The Wrights sold everything when Danielle was young and spent almost two years on a sailboat in the Caribbean. In a test of independence, when she was just 14, Ricky and Robin put their headstrong daughter on a commercial jet to Japan without supervision to visit family friends.
In May 2013, Danielle, a junior majoring in psychology, turned 19 and had completed finals at the University of Louisiana at Lafayette. The owners of the Nina, skipper David Dyche III, his wife, Rosemary, and their son David, had befriended the Wrights on one of the Caribbean sailing jaunts. So the Dyches invited Danielle to join them and three other sailors for a trip aboard the Nina from Opua, New Zealand, to Newcastle, Australia.
“I think she was excited to get away from us,” Robin said Friday. “She was like, ‘See you in three months!’ ”
Just before the boat sailed May 29, Robin talked to Danielle.
“She said, ‘Happy Mother’s Day. I love you. Gotta go. My phone’s dying,’ ” Robin said, recalling their last conversation.
The voyage from Opua to Newcastle, depending on wind and currents, was supposed to take 20 to 40 days. But no one’s heard from the crew in 12 months except for a radio transmission in early June 2013, when the boat was caught in a terrible storm.
There also was a subsequent text message, not discovered for weeks, that told of shredded and useless sails. An emergency beacon that would alert rescuers to the boat’s location was never activated.
New Zealand authorities gave up aerial searches for survivors in early July, ceding the search to private efforts.
The Wrights spent hundreds of thousands of dollars of their own funds plus money donated and raised from benefits in Lafayette and Baton Rouge.
They enlisted the nonprofit group Texas EquuSearch to help look for their daughter and relocated to Australia at the end of 2013 to search on their own.
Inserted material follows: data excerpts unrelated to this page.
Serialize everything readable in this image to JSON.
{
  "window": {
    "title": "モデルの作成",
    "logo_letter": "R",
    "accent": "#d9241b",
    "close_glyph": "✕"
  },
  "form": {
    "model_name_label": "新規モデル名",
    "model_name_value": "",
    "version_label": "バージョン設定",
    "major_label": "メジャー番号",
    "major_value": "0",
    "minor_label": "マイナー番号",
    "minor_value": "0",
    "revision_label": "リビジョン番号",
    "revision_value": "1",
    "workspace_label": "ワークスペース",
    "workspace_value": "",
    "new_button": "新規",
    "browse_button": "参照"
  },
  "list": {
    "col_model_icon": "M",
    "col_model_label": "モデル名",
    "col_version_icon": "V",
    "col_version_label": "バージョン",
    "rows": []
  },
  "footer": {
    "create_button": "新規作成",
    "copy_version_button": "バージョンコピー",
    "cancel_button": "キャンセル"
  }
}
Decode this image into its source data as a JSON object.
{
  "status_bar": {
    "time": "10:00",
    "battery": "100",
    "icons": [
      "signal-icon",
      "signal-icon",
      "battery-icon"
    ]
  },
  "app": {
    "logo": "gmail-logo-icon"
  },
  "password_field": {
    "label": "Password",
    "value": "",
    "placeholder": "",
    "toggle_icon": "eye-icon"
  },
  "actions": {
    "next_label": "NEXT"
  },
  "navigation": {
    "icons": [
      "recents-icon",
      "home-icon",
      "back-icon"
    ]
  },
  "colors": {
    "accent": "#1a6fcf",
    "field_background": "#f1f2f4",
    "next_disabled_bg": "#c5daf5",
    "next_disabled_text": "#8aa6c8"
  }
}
Ricky earned his aircraft pilot’s license, and the couple and EquuSearch lobbied any government they could get to listen for access to real-time satellite photos covering the hundreds of thousands of square miles of open water.
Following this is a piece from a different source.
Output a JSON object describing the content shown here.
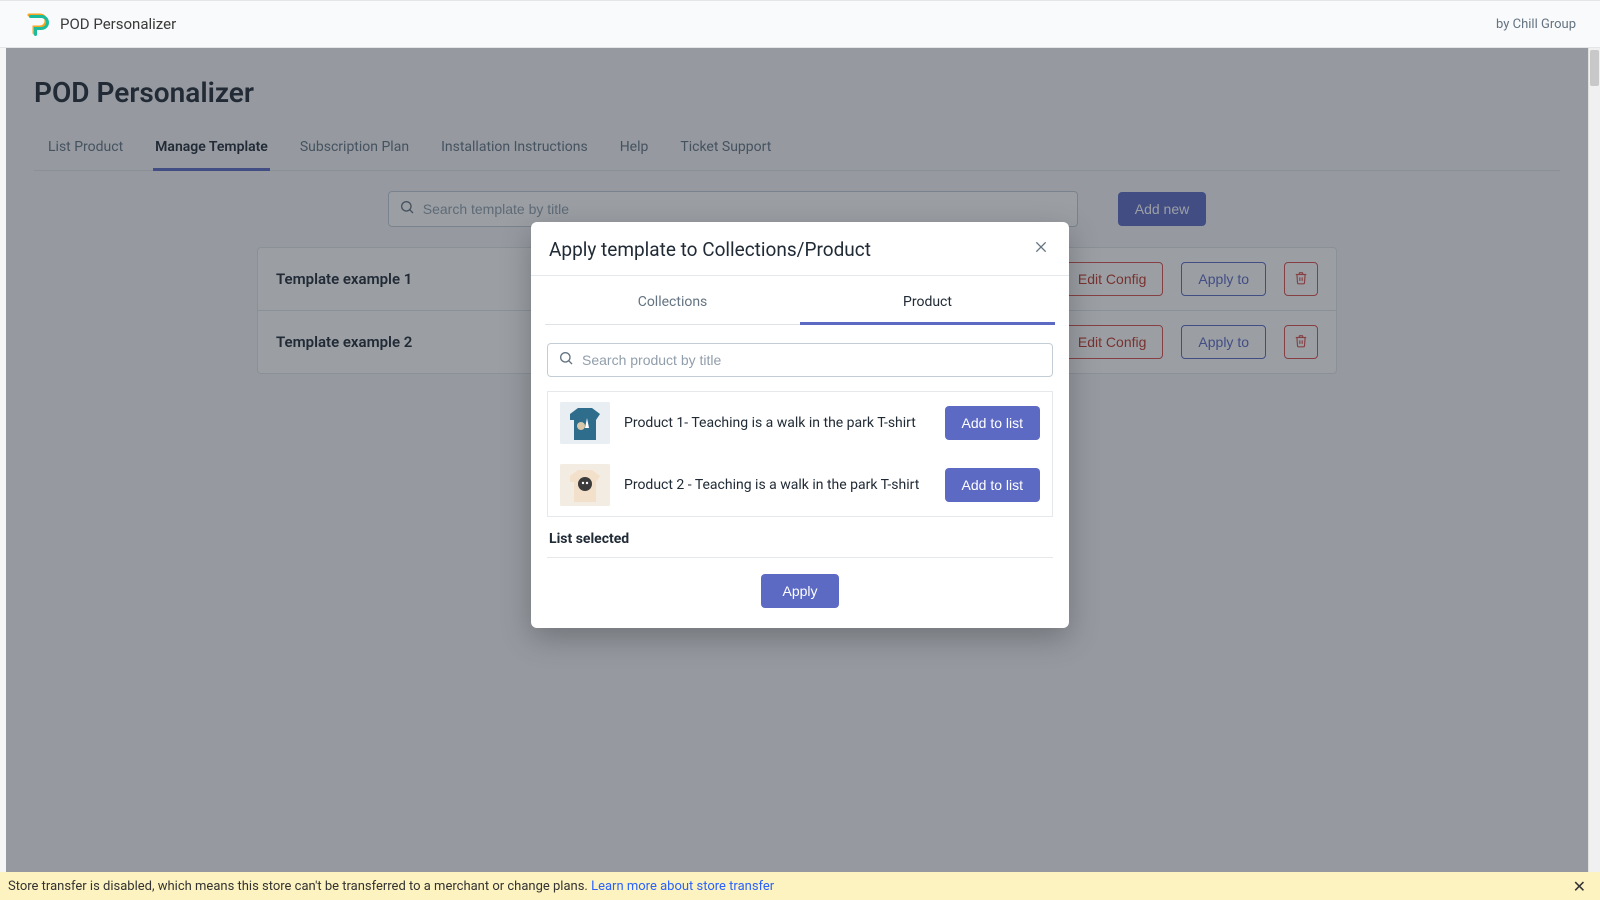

EquuSearch has since abandoned the search, but volunteers with the organization continue to help the Wrights, including search leader Ralph Baird.
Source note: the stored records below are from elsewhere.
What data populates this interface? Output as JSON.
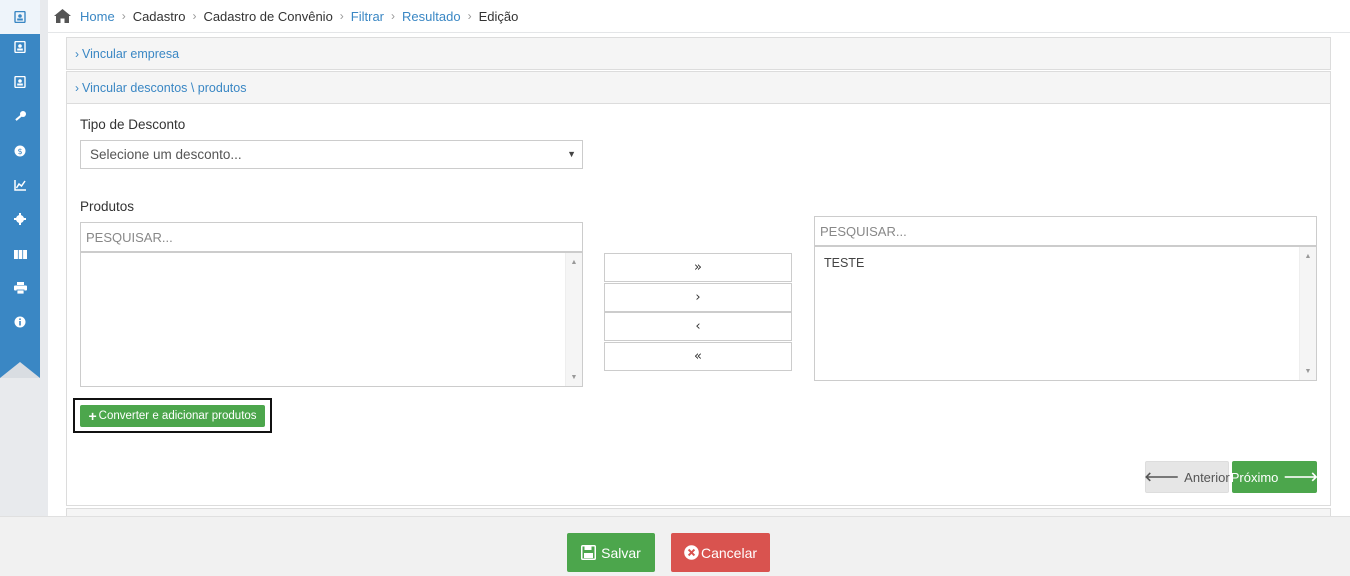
{
  "breadcrumb": {
    "items": [
      {
        "label": "Home",
        "link": true
      },
      {
        "label": "Cadastro",
        "link": false
      },
      {
        "label": "Cadastro de Convênio",
        "link": false
      },
      {
        "label": "Filtrar",
        "link": true
      },
      {
        "label": "Resultado",
        "link": true
      },
      {
        "label": "Edição",
        "link": false
      }
    ]
  },
  "sidebar": {
    "icons": [
      "contact-icon",
      "contact-icon",
      "contact-icon",
      "key-icon",
      "dollar-icon",
      "chart-icon",
      "gear-icon",
      "grid-icon",
      "print-icon",
      "info-icon"
    ]
  },
  "panels": {
    "vincular_empresa": "Vincular empresa",
    "vincular_descontos": "Vincular descontos \\ produtos"
  },
  "form": {
    "tipo_desconto_label": "Tipo de Desconto",
    "tipo_desconto_selected": "Selecione um desconto...",
    "produtos_label": "Produtos",
    "left_search_placeholder": "PESQUISAR...",
    "right_search_placeholder": "PESQUISAR...",
    "right_list_items": [
      "TESTE"
    ],
    "move_all_right": "»",
    "move_right": "›",
    "move_left": "‹",
    "move_all_left": "«",
    "convert_button": "Converter e adicionar produtos"
  },
  "wizard": {
    "prev_label": "Anterior",
    "next_label": "Próximo"
  },
  "footer": {
    "save_label": "Salvar",
    "cancel_label": "Cancelar"
  },
  "colors": {
    "sidebar": "#3a87c4",
    "link": "#3a87c4",
    "success": "#4ca64c",
    "danger": "#d9534f"
  }
}
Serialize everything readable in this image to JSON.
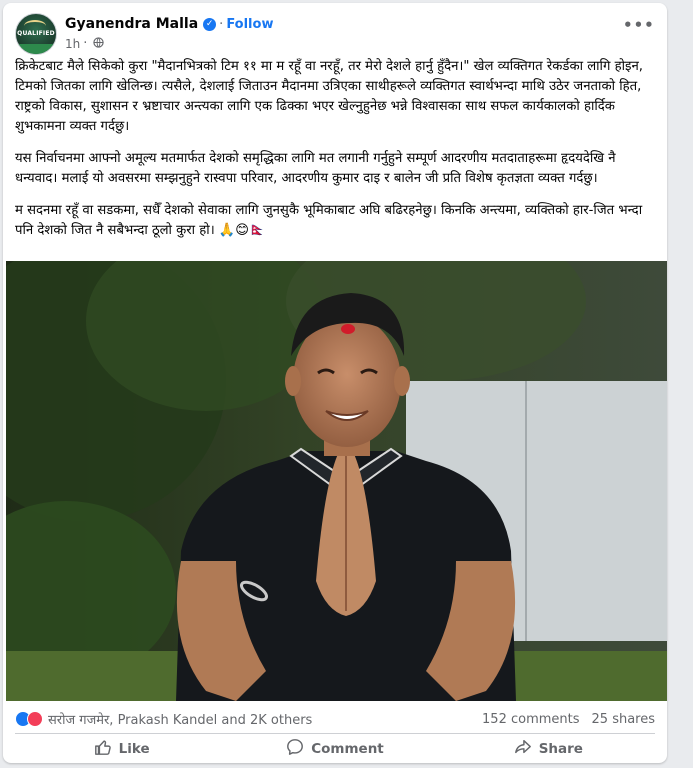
{
  "post": {
    "author": "Gyanendra Malla",
    "follow_label": "Follow",
    "separator": "·",
    "time": "1h",
    "avatar_badge_text": "QUALIFIED",
    "paragraphs": [
      "क्रिकेटबाट मैले सिकेको कुरा \"मैदानभित्रको टिम ११ मा म रहूँ वा नरहूँ, तर मेरो देशले हार्नु हुँदैन।\" खेल व्यक्तिगत रेकर्डका लागि होइन, टिमको जितका लागि खेलिन्छ। त्यसैले, देशलाई जिताउन मैदानमा उत्रिएका साथीहरूले व्यक्तिगत स्वार्थभन्दा माथि उठेर जनताको हित, राष्ट्रको विकास, सुशासन र भ्रष्टाचार अन्त्यका लागि एक ढिक्का भएर खेल्नुहुनेछ भन्ने विश्वासका साथ सफल कार्यकालको हार्दिक शुभकामना व्यक्त गर्दछु।",
      "यस निर्वाचनमा आफ्नो अमूल्य मतमार्फत देशको समृद्धिका लागि मत लगानी गर्नुहुने सम्पूर्ण आदरणीय मतदाताहरूमा हृदयदेखि नै धन्यवाद। मलाई यो अवसरमा सम्झनुहुने रास्वपा परिवार, आदरणीय कुमार दाइ र बालेन जी प्रति विशेष कृतज्ञता व्यक्त गर्दछु।",
      "म सदनमा रहूँ वा सडकमा, सधैँ देशको सेवाका लागि जुनसुकै भूमिकाबाट अघि बढिरहनेछु। किनकि अन्त्यमा, व्यक्तिको हार-जित भन्दा पनि देशको जित नै सबैभन्दा ठूलो कुरा हो। 🙏😊🇳🇵"
    ]
  },
  "reactions": {
    "names": "सरोज गजमेर, Prakash Kandel and 2K others",
    "comments": "152 comments",
    "shares": "25 shares"
  },
  "actions": {
    "like": "Like",
    "comment": "Comment",
    "share": "Share"
  },
  "icons": [
    "verified-badge-icon",
    "globe-icon",
    "more-options-icon",
    "like-reaction-icon",
    "love-reaction-icon",
    "like-icon",
    "comment-icon",
    "share-icon"
  ],
  "colors": {
    "accent": "#1877f2",
    "secondary_text": "#65676b",
    "love": "#f33e58"
  }
}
There are myriad obstacles to searching the seas, including the vastness of an open ocean and the problem of looking for a target that constantly moves.
“We flew seven days straight, and we could fly one day and Nina could have moved back into the grid we had already searched. You get that overwhelming feeling ...,” Robin said, letting the sentence tail off.
In their search for something, anything, the Wrights chased any lead they could but returned to Lafayette in January without Danielle and still not knowing what became of her and the others.
“We know the crew can survive. They’re highly experienced and qualified,” Robin said. “As long as they have either Nina under them or they’re on an island at this point, they can survive indefinitely. We have no question in our minds that they can survive with fresh fish and fresh water for a long time.”
The Wrights, who have businesses in Baton Rouge and Lafayette, have remodeled their home off West Bayou Parkway and celebrated their 25th wedding anniversary. Ricky takes part in conference calls with search volunteers every Monday and Thursday at 3 p.m., and both continue to rely on the pastor and congregation at Our Savior’s Church on East Broussard Road.
On May 15, Danielle’s 20th birthday, Robin invited Danielle’s friends from Baton Rouge and Lafayette for a party at the Wright home.
“I ask God, ‘What are you doing? What if I don’t get her back?’ ” Robin said. “But it never lasts long.”